I watched an online video for visual instructions on how to install quick-hitch attachments on my tractor. I learned some about installing them, but I learned more about what usually happens in life when people want guidance and help with challenges.
The two men in the video were standing at the rear of the tractor and discussing how to install the attachments. The parts and the cardboard box they came in were laid out on the ground. The men discussed how the parts likely fit and the ways the roll pins would resolve part of the installation challenge. They discussed options, each sharing information that seemed to be a mix of previous experience and speculation. As I listened and watched, my attention moved from the tractor and the adapters at the end of the lift arms to the paper flapping in the breeze. As they considered and speculated, the paper flapped as one end was weighted down with one of the parts. As they experimented and discussed, the instructions flapped for attention.

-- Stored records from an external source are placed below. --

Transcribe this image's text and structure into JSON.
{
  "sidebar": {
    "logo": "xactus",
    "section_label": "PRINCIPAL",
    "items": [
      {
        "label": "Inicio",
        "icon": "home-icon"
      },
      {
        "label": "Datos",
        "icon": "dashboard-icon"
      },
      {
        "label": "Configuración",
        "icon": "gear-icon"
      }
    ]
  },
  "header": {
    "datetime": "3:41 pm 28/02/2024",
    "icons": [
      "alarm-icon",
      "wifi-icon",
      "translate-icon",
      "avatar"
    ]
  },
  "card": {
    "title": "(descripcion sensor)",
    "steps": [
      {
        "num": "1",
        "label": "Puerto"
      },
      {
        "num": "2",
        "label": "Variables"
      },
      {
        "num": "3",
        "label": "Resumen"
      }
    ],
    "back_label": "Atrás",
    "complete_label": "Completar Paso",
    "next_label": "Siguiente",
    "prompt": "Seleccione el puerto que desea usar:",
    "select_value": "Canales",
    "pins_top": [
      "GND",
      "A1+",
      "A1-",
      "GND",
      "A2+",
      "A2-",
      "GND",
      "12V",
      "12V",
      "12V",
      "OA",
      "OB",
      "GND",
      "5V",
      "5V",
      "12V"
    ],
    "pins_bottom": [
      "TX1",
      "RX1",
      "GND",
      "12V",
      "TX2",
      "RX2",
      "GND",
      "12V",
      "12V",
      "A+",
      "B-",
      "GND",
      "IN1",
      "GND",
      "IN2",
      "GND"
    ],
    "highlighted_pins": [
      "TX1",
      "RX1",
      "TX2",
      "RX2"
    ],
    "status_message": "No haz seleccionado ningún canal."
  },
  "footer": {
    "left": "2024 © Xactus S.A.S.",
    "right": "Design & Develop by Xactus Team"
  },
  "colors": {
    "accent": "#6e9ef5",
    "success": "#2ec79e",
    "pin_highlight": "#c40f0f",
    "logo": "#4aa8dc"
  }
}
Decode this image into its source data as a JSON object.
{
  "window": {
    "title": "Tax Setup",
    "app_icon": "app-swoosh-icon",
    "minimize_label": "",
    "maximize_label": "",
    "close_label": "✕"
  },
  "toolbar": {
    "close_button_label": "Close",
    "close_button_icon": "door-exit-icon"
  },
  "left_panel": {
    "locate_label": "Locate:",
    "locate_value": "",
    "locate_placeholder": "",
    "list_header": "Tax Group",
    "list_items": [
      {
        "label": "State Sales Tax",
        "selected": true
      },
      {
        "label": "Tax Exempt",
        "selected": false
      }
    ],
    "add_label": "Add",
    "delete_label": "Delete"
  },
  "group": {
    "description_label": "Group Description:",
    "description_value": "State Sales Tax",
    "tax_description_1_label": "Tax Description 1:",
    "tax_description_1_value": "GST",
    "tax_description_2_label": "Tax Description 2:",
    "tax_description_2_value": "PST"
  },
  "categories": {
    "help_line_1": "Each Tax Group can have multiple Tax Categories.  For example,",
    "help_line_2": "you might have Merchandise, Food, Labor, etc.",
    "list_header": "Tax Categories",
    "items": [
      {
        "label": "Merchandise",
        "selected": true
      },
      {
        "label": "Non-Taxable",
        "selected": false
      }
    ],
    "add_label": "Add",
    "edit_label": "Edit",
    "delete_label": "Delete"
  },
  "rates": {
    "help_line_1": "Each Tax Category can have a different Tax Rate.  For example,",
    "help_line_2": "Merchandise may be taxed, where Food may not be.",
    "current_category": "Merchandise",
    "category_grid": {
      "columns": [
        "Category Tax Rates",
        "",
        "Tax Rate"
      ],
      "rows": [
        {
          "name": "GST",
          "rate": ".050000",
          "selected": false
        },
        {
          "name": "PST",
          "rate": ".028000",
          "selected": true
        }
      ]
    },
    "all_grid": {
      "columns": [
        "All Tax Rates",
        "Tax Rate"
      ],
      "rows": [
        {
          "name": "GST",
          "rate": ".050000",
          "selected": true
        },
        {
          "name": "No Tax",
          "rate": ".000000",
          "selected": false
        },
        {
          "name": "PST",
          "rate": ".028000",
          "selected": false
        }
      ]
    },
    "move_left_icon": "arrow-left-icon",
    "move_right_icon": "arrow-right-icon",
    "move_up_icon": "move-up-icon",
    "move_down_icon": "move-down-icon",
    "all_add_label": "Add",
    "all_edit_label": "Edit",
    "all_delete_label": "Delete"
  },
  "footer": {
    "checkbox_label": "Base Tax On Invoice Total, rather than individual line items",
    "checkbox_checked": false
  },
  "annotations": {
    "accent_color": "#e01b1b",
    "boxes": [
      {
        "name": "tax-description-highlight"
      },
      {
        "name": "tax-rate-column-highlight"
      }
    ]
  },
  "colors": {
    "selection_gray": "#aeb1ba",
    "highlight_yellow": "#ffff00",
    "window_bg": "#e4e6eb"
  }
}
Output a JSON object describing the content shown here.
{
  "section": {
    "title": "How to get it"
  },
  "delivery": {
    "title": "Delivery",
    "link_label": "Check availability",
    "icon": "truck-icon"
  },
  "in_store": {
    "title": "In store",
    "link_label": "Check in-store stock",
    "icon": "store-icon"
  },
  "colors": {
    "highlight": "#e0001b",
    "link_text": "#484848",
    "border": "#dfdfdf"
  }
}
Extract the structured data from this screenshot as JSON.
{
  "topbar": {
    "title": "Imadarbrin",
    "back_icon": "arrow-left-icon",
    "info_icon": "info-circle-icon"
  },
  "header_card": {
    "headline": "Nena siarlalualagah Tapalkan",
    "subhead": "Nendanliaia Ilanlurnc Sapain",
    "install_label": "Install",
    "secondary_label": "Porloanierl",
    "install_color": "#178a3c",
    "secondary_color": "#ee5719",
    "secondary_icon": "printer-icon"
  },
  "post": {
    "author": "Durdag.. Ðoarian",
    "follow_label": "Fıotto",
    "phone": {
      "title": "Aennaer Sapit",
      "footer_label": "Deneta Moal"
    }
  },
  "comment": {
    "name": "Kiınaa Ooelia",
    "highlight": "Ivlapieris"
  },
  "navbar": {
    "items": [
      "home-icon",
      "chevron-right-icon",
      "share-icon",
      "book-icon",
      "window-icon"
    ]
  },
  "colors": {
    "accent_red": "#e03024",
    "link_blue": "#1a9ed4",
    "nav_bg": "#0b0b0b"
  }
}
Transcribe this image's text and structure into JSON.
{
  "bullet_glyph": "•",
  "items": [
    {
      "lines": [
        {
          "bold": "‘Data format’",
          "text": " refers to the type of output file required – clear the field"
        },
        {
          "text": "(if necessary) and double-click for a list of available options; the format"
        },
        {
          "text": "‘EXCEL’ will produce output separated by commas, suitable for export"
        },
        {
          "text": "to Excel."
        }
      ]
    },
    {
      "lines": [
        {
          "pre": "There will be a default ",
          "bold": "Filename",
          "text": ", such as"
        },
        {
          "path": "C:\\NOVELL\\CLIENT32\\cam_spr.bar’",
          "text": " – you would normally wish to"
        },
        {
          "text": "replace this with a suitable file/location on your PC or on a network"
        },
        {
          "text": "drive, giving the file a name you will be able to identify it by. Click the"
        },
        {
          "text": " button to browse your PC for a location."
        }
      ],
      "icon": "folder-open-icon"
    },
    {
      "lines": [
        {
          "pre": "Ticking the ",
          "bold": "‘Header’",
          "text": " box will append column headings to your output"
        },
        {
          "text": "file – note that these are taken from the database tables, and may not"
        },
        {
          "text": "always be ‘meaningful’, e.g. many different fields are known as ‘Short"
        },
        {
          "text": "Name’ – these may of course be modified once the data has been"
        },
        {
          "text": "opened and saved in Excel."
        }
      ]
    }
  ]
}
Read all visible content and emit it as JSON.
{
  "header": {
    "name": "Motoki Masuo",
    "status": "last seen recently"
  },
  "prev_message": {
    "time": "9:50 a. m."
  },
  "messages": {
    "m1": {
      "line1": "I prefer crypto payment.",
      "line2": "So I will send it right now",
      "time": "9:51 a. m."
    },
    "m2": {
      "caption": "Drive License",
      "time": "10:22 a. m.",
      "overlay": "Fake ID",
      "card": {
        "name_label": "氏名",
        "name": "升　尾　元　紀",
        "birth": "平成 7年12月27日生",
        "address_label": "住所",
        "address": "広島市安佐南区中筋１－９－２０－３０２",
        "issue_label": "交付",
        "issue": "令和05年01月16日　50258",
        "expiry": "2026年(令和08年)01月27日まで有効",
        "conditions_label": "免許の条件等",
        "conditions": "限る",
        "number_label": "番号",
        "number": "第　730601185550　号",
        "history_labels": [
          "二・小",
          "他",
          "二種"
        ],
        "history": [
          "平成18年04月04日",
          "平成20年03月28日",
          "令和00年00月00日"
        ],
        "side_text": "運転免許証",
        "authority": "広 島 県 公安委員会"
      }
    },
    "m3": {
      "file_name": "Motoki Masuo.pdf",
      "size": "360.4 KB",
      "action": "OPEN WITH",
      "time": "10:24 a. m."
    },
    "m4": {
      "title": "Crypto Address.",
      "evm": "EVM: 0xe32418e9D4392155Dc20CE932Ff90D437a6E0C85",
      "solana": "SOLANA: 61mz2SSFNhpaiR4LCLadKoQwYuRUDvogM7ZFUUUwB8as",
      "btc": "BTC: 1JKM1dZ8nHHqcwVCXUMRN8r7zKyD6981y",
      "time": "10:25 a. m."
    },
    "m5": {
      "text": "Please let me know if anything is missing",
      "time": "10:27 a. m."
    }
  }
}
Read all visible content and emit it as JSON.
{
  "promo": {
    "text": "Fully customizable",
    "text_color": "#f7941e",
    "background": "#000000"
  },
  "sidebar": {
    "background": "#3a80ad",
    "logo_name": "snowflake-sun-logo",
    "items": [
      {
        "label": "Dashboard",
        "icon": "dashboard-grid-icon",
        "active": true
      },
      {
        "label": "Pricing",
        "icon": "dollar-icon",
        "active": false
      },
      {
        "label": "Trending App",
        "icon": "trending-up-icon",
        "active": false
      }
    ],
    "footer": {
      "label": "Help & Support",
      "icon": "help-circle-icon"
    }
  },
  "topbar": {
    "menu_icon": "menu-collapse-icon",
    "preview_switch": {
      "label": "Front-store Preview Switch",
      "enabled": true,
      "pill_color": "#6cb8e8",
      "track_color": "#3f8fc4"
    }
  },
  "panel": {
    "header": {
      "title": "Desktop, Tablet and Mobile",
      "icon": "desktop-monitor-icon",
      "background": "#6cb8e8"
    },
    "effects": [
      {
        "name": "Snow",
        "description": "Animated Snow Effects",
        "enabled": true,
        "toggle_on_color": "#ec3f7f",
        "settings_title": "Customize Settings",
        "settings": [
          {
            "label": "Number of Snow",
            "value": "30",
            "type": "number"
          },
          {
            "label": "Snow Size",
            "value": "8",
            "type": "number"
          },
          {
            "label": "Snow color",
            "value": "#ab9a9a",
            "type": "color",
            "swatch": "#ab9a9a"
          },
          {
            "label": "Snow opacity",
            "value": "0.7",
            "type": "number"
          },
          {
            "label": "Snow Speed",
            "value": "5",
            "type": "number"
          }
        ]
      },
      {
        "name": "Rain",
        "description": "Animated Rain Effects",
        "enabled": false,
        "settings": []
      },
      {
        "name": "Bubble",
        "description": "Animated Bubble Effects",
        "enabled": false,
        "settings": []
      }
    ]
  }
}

While it might be humorous to make a gender joke about men not reading instructions, the joke is actually on all of us. If we breathe, we are guilty of tackling challenges in life – both big and small, critical and inconsequential – without referring to knowledge, wisdom, instructions and guidance that are readily available, and I don’t mean on the internet.
Every step of the way on our life’s journey, we have been able to pick up knowledge, wisdom, instructions and guidance, either from our mistakes and successes, or from those we encounter. We try, and we learn; we miss our goal, and we learn; we watch others, and we learn; we ask others, and we learn; we listen to others, and we learn. We have knowledge, wisdom, instructions and guidance in us that we have picked up along the way, and we have access to people who can help.
While online videos can be useful when trying to learn something, I think we are missing much by not calling someone or asking a family member or neighbor to show us how to do something. There is much more to be gained than just instructions when we get learn from a living, breathing teacher, guide or mentor.
The previous paragraph may sound like a contradiction to my original premise. After all, the men were seeking guidance from each other, and that can be a good thing, for the conversation if not anything else. What they missed amidst the conversation was the information they sought. And that’s my point: we have what we need to face challenges; to find joy, happiness, faith, courage and success; and, to seek solutions by asking the right questions, because of the life we’ve lived, not despite it. Don’t ignore what you have while searching for what you think you need.